NaN != NaN was a cute hack by FPU designers to avoid adding an opcode
for detecting NaNs. It has no standing mathematically. We should not
confuse IEEE-754 with Real Analysis.
(eq? +nan.0 +nan.0) in SCM, so (= +nan.0 +nan.0). Either that
behavior or signaling an error (because +nan.0 is not a complex
number) would be acceptable for SCM. Does R7RS permit an
implementation to behave in one of these ways?
| > However, the eqv? function is permitted (but not required)
| > to return #f when given two different NaN values.
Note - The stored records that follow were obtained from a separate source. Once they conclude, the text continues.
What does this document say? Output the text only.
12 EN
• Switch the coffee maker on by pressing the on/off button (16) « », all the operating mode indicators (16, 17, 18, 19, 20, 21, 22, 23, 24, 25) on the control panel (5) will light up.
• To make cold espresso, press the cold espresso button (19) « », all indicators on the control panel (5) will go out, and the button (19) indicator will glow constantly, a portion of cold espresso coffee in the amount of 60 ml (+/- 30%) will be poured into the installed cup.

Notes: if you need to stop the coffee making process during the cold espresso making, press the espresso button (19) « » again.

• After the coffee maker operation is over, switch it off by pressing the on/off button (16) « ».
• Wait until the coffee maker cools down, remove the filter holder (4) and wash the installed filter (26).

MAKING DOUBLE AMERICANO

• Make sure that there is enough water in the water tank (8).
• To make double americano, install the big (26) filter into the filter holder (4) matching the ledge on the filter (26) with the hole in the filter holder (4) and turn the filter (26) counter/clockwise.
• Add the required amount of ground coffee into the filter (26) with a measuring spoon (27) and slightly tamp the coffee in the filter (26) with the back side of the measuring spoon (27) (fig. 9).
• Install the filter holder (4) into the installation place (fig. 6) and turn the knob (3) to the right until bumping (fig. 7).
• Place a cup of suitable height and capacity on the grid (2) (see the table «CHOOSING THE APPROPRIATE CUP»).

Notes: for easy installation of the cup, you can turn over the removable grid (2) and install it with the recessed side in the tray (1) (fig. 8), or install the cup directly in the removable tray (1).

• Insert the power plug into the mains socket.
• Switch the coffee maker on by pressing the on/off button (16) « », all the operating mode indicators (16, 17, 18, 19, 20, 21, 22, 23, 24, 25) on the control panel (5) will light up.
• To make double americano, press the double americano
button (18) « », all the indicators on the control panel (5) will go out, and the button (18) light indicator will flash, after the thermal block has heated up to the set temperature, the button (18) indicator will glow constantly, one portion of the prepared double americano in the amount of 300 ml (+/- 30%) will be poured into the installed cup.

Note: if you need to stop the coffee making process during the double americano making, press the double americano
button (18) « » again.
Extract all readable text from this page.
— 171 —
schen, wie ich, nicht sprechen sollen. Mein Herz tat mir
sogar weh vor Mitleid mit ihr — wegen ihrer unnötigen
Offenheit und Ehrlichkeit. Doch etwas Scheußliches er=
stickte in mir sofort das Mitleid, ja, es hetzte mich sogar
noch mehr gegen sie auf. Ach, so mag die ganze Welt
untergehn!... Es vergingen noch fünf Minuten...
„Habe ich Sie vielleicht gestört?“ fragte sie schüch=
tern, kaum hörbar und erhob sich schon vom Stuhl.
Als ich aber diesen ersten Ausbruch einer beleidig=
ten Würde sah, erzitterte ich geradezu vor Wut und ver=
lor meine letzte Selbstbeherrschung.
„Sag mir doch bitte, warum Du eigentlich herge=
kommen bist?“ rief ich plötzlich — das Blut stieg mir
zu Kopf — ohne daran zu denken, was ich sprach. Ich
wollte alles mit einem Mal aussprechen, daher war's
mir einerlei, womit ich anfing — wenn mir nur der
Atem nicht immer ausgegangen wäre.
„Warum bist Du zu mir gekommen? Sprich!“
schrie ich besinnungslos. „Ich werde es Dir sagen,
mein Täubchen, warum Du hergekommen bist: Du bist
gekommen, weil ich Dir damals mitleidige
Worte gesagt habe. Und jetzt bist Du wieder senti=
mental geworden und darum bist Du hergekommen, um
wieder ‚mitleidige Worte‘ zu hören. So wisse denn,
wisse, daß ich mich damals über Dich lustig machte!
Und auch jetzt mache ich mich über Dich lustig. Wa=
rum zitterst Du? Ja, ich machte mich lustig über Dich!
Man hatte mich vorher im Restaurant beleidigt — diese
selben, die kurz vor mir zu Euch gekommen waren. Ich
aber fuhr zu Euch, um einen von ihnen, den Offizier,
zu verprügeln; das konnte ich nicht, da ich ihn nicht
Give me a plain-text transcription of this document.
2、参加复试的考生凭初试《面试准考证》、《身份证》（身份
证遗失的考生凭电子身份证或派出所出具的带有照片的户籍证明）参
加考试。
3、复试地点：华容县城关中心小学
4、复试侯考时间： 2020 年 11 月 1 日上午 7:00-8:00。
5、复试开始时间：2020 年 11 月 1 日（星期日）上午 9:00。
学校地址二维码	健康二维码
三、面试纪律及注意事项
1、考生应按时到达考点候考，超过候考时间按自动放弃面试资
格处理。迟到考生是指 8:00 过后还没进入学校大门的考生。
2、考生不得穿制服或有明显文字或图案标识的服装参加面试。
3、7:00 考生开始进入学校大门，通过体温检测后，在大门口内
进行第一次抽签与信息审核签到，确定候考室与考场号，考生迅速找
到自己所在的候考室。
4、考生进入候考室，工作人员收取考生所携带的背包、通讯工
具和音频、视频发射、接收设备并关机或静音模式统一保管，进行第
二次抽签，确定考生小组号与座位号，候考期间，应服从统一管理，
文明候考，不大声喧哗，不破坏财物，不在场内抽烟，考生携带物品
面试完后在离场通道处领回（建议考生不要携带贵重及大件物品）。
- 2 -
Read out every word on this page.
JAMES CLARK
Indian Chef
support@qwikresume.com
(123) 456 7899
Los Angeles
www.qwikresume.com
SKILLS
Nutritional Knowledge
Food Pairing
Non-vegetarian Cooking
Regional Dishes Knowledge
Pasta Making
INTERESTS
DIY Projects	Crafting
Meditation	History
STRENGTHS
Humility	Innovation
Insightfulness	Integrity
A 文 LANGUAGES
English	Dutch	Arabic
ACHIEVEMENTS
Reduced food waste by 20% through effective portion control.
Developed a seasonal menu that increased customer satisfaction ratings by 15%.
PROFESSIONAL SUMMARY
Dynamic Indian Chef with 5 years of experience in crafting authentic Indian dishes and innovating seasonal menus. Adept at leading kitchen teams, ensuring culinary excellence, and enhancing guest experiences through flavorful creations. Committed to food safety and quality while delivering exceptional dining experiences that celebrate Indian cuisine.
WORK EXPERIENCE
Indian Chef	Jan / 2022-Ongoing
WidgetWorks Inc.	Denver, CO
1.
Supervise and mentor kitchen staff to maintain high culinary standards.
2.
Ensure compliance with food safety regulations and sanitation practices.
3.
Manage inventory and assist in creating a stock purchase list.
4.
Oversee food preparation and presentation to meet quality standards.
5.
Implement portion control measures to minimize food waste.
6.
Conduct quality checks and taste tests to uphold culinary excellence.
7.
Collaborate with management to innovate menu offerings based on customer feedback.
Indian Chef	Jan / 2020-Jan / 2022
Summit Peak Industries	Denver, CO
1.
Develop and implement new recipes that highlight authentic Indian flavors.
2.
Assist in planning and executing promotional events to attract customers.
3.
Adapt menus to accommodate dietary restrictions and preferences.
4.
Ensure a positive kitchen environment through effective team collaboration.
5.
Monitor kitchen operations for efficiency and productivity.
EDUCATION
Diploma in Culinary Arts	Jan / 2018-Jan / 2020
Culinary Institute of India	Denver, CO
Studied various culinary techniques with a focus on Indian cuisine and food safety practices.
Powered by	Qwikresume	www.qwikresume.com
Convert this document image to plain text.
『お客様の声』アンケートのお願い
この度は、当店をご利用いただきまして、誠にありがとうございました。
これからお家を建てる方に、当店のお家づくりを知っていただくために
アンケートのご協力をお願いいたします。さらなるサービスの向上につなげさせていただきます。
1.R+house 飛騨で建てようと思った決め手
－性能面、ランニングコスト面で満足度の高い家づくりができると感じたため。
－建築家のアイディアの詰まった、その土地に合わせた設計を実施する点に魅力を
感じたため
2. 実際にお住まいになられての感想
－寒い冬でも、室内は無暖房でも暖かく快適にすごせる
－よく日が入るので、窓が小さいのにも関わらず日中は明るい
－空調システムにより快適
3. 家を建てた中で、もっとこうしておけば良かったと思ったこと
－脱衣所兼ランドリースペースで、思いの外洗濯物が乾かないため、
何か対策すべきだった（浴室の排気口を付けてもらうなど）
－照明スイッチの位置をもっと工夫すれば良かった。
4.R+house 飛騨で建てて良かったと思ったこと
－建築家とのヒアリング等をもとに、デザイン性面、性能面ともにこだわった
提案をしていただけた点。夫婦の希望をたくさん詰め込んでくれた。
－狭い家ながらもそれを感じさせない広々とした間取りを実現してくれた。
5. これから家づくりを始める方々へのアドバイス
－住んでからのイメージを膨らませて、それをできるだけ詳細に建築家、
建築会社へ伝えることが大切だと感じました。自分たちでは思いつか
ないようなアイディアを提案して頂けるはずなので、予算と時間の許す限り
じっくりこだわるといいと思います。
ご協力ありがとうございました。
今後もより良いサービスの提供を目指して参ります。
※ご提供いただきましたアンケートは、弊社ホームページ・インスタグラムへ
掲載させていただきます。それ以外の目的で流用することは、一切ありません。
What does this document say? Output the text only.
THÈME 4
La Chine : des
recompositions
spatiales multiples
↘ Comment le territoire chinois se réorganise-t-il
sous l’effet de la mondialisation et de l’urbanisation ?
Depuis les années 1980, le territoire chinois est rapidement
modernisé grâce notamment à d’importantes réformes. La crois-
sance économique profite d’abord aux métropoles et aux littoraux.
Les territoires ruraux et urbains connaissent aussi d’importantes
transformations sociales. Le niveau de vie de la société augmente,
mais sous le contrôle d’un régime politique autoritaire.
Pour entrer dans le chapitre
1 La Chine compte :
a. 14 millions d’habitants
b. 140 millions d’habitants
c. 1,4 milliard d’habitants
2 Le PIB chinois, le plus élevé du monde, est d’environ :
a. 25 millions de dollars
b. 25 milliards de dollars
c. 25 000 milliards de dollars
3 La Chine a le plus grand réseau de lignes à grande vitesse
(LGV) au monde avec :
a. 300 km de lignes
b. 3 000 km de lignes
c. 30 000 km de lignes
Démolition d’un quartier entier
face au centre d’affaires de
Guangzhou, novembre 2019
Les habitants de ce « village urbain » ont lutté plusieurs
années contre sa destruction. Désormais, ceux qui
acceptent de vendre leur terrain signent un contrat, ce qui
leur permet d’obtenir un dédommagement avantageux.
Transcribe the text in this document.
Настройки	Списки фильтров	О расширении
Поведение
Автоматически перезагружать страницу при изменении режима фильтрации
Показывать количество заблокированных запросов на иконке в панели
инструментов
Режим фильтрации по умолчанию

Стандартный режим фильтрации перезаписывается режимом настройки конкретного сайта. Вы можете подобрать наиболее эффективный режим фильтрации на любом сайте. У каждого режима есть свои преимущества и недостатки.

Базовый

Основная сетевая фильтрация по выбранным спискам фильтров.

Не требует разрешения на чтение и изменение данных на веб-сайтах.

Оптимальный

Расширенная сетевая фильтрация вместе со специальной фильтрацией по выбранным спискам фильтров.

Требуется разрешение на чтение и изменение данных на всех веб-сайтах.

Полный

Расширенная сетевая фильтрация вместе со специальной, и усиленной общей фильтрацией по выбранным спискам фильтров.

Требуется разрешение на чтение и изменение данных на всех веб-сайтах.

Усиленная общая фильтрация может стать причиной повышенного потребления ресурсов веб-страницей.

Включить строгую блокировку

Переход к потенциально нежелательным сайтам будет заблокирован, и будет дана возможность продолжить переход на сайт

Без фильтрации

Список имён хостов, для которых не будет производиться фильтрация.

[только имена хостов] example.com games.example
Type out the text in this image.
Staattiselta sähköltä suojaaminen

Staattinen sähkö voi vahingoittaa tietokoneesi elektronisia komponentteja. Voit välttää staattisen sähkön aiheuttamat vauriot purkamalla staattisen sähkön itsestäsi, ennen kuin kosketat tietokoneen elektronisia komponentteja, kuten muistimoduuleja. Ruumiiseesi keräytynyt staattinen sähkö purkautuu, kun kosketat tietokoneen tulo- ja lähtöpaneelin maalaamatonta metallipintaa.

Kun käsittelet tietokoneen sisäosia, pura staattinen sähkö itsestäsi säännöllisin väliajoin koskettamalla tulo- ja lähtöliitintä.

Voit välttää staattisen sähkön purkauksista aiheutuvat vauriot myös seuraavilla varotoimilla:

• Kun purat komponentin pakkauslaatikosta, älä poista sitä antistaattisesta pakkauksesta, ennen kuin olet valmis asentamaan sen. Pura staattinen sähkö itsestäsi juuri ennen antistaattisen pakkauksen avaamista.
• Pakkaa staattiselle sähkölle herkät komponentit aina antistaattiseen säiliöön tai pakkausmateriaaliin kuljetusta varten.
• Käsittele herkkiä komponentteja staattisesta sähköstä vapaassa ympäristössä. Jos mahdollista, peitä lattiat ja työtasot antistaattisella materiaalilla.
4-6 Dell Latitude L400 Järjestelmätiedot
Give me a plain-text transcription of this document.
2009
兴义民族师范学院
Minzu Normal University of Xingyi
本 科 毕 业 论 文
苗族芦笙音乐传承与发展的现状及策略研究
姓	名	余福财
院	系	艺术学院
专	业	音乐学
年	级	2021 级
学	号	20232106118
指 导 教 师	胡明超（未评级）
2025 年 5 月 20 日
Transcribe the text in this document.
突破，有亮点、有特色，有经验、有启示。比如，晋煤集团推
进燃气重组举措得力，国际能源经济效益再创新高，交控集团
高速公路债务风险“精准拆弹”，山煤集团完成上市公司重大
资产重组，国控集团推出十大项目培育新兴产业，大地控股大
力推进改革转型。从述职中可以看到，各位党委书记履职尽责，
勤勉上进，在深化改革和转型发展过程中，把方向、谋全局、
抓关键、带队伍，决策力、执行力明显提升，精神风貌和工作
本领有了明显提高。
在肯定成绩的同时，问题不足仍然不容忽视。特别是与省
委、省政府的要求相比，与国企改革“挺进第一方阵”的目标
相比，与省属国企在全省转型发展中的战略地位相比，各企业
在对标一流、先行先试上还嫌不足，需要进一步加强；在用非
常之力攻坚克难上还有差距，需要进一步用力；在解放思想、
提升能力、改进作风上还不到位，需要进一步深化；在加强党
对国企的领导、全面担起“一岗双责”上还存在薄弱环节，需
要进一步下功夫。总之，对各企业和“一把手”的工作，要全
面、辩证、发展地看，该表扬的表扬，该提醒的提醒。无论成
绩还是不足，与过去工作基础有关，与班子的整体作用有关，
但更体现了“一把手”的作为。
| This is the subject of http://trac.sacrideo.us/wg/ticket/229 , which
| will be part of the upcoming fifth ballot.
A related issue:
The argument prototypes for <, <=, >, and >= are x1, x2, ..., meaning
that they are restricted to real numbers. 1+3i and NaN are not real
numbers, so my reading is that an implementation is allowed to signal
an error for these arguments.
In SCM, <, <=, >, and >= signal an error when passed a NaN argument.
This behavior is a happy medium between immediately signaling an error
whenever a NaN would be produced and allowing programs to run rampant
with NaNs, destroying any clue as to where in the program the
*unexpected* NaN was produced. Experience debugging Fresnel equations
in FreeSnell drove this design.
Is the behavior of SCM's inequalities allowed by R7RS?